A new discovery from scientists at OMRF could be used by physicians to predict and prevent lupus flares.
Lupus is a multifaceted autoimmune disease in which the body’s immune system is unbalanced, which can lead to disease “flares” of inflammation, damaging tissue and organs. The Lupus Foundation of America estimates 1.5 million Americans have the disease, which predominantly strikes women.
Patients are often not aware when a disease flare is about to occur. This delays treatment and allows inflammation to persist, putting patients at risk for organ damage.
“We’re often reacting to a bad situation in the clinic, rather than preventing the next one,” said Judith James, M.D., Ph.D., head of OMRF’s Arthritis and Clinical Immunology Research Program. “With this research, we hope we can identify the patients at the highest risk of flare and intervene earlier.”
In a new paper which will be published in the July issue of the journal Arthritis & Rheumatology, James and OMRF scientist Melissa Munroe, M.D., Ph.D., describe how a study of patients receiving an influenza vaccine led to a method that might predict flares in a clinical setting.
Lupus patients were evaluated just before receiving an influenza vaccine, and then tracked at 2, 6 and 12 weeks after receiving the shot.
“The initial study was to determine if the immune system of lupus patients could create antibodies to the influenza vaccine,” said Munroe. “Fortunately, the study design and the generosity of the patients allowed us to also gather this important information about lupus and what makes it flare.”
Researchers also monitored if the patients had a flare in the weeks after receiving the vaccine and looked at blood samples leading up to the attack.
“We were able to compare their immune system numbers to a baseline to identify potential indicators for inflammation,” said James, who holds the Lou C. Kerr Endowed Chair in Biomedical Research at OMRF.
For those with lupus, the immune system is like a teeter-totter, said Munroe. It’s almost always out of balance, with inflammation winning over regulation.

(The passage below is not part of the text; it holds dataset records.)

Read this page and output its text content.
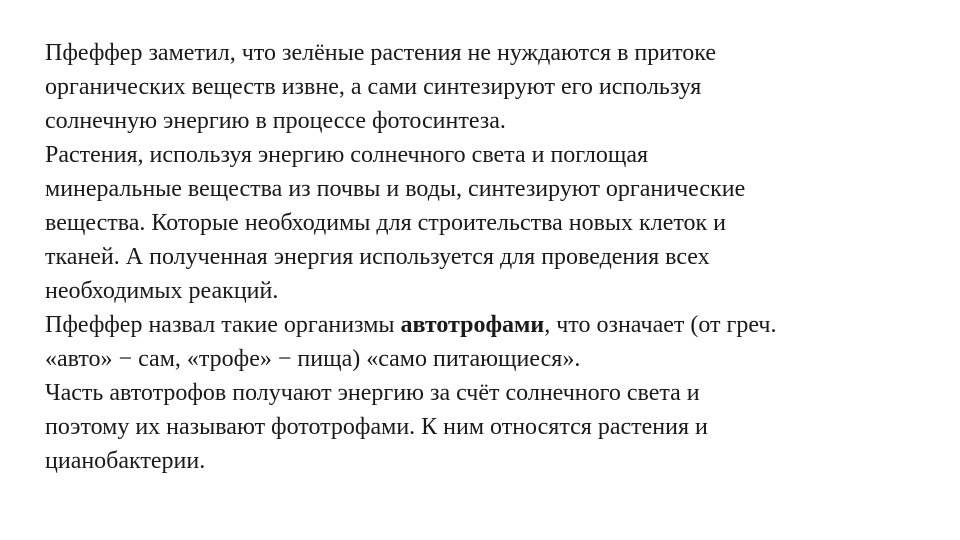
Пфеффер заметил, что зелёные растения не нуждаются в притоке
органических веществ извне, а сами синтезируют его используя
солнечную энергию в процессе фотосинтеза.
Растения, используя энергию солнечного света и поглощая
минеральные вещества из почвы и воды, синтезируют органические
вещества. Которые необходимы для строительства новых клеток и
тканей. А полученная энергия используется для проведения всех
необходимых реакций.
Пфеффер назвал такие организмы автотрофами, что означает (от греч.
«авто» − сам, «трофе» − пища) «само питающиеся».
Часть автотрофов получают энергию за счёт солнечного света и
поэтому их называют фототрофами. К ним относятся растения и
цианобактерии.
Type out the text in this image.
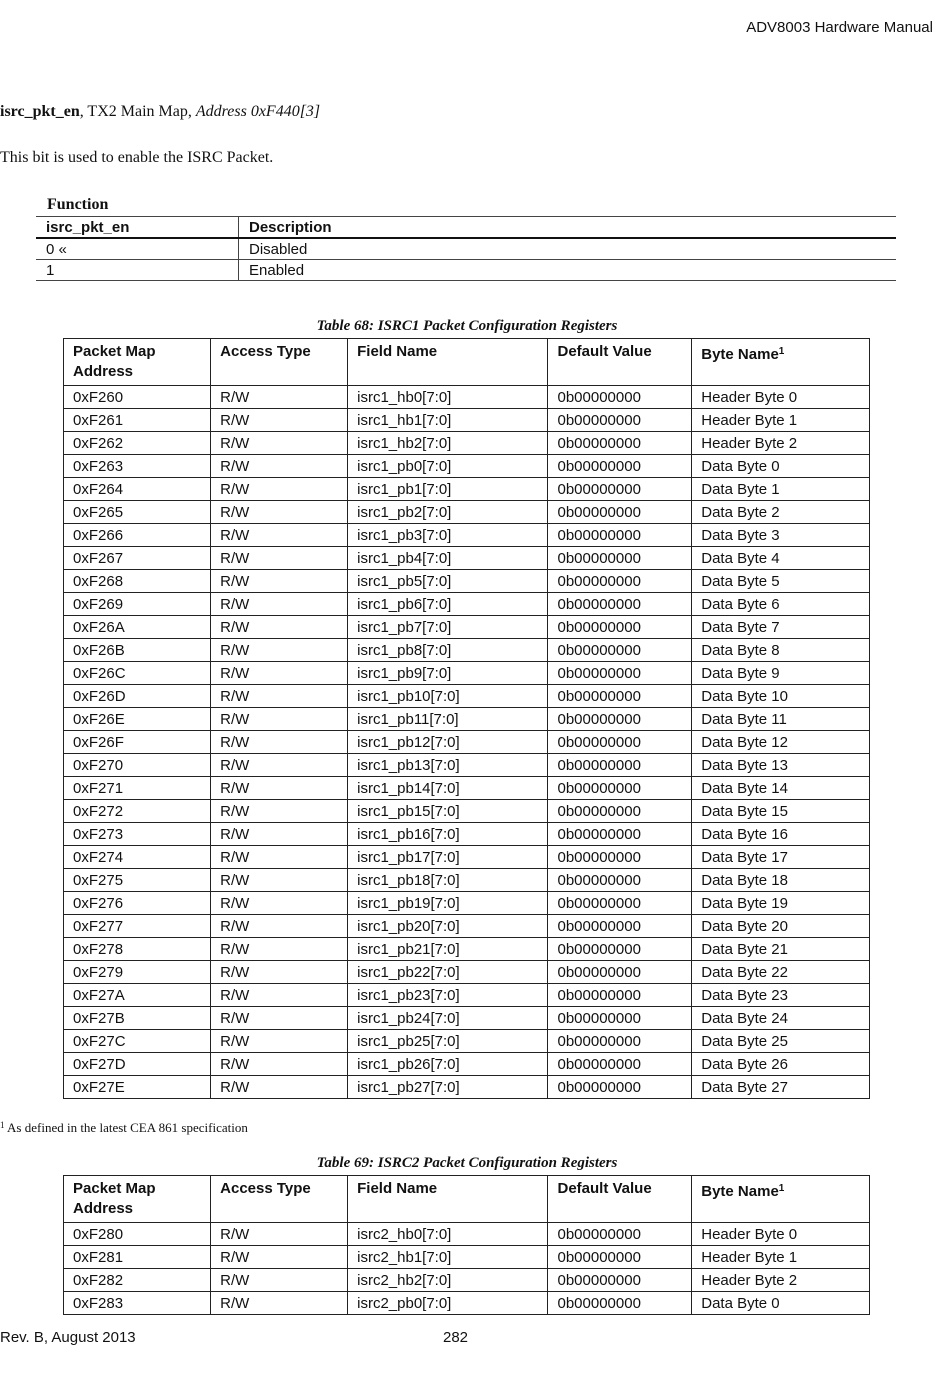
ADV8003 Hardware Manual
isrc_pkt_en, TX2 Main Map, Address 0xF440[3]
This bit is used to enable the ISRC Packet.
Function
isrc_pkt_en	Description
0 «	Disabled
1	Enabled
Table 68: ISRC1 Packet Configuration Registers
Packet Map Address	Access Type	Field Name	Default Value	Byte Name$^1$
0xF260	R/W	isrc1_hb0[7:0]	0b00000000	Header Byte 0
0xF261	R/W	isrc1_hb1[7:0]	0b00000000	Header Byte 1
0xF262	R/W	isrc1_hb2[7:0]	0b00000000	Header Byte 2
0xF263	R/W	isrc1_pb0[7:0]	0b00000000	Data Byte 0
0xF264	R/W	isrc1_pb1[7:0]	0b00000000	Data Byte 1
0xF265	R/W	isrc1_pb2[7:0]	0b00000000	Data Byte 2
0xF266	R/W	isrc1_pb3[7:0]	0b00000000	Data Byte 3
0xF267	R/W	isrc1_pb4[7:0]	0b00000000	Data Byte 4
0xF268	R/W	isrc1_pb5[7:0]	0b00000000	Data Byte 5
0xF269	R/W	isrc1_pb6[7:0]	0b00000000	Data Byte 6
0xF26A	R/W	isrc1_pb7[7:0]	0b00000000	Data Byte 7
0xF26B	R/W	isrc1_pb8[7:0]	0b00000000	Data Byte 8
0xF26C	R/W	isrc1_pb9[7:0]	0b00000000	Data Byte 9
0xF26D	R/W	isrc1_pb10[7:0]	0b00000000	Data Byte 10
0xF26E	R/W	isrc1_pb11[7:0]	0b00000000	Data Byte 11
0xF26F	R/W	isrc1_pb12[7:0]	0b00000000	Data Byte 12
0xF270	R/W	isrc1_pb13[7:0]	0b00000000	Data Byte 13
0xF271	R/W	isrc1_pb14[7:0]	0b00000000	Data Byte 14
0xF272	R/W	isrc1_pb15[7:0]	0b00000000	Data Byte 15
0xF273	R/W	isrc1_pb16[7:0]	0b00000000	Data Byte 16
0xF274	R/W	isrc1_pb17[7:0]	0b00000000	Data Byte 17
0xF275	R/W	isrc1_pb18[7:0]	0b00000000	Data Byte 18
0xF276	R/W	isrc1_pb19[7:0]	0b00000000	Data Byte 19
0xF277	R/W	isrc1_pb20[7:0]	0b00000000	Data Byte 20
0xF278	R/W	isrc1_pb21[7:0]	0b00000000	Data Byte 21
0xF279	R/W	isrc1_pb22[7:0]	0b00000000	Data Byte 22
0xF27A	R/W	isrc1_pb23[7:0]	0b00000000	Data Byte 23
0xF27B	R/W	isrc1_pb24[7:0]	0b00000000	Data Byte 24
0xF27C	R/W	isrc1_pb25[7:0]	0b00000000	Data Byte 25
0xF27D	R/W	isrc1_pb26[7:0]	0b00000000	Data Byte 26
0xF27E	R/W	isrc1_pb27[7:0]	0b00000000	Data Byte 27
$^1$ As defined in the latest CEA 861 specification
Table 69: ISRC2 Packet Configuration Registers
Packet Map Address	Access Type	Field Name	Default Value	Byte Name$^1$
0xF280	R/W	isrc2_hb0[7:0]	0b00000000	Header Byte 0
0xF281	R/W	isrc2_hb1[7:0]	0b00000000	Header Byte 1
0xF282	R/W	isrc2_hb2[7:0]	0b00000000	Header Byte 2
0xF283	R/W	isrc2_pb0[7:0]	0b00000000	Data Byte 0
Rev. B, August 2013	282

The study evaluated 52 mediators—molecules that increase or decrease the chance of a lupus flare by driving or suppressing inflammation, she said. These can be used to “score” patients to predict who might need a pre-flare intervention as many as three months in advance.
They have filed for a provisional patent for the system.
“Even if they aren’t feeling too bad, patients’ immune systems are warning us that a flare is coming,” James said. “If we know they’re not going to flare, we can avoid giving them a lot of unnecessary and potentially toxic drugs.”
The discovery will help physicians move closer to tailored therapies for patients, but it could also have a potential benefit for clinical trials, she said. One challenge in testing new medications for lupus is discerning if a lack of disease activity is due to a drug’s effects or other factors.
In the next step, researchers will seek to use the data to group patients into smaller sets in order to better treat their specific disease, James said.
“I’ve had two lupus patients sitting together discussing their symptoms, and they don’t realize they have the same disease,” she said. “This could allow doctors to define patients from a molecular standpoint and really get at precisely what’s happening in their disease process.”
This study was supported by the National Institute of Arthritis and Musculoskeletal and Skin Diseases, the National Institute of Allergy and Infectious Diseases with co-funding by the Office of Research on Women’s Health, and the National Institute of General Medicinal Sciences of the National Institutes of Health under award numbers P30AR053483, U19AI082714, U01AI101934, P30GM103510, S10RR026735, and HHSN266200500026C. The content of this publication is solely the responsibility of the authors and does not necessarily represent the official views of the National Institutes of Health.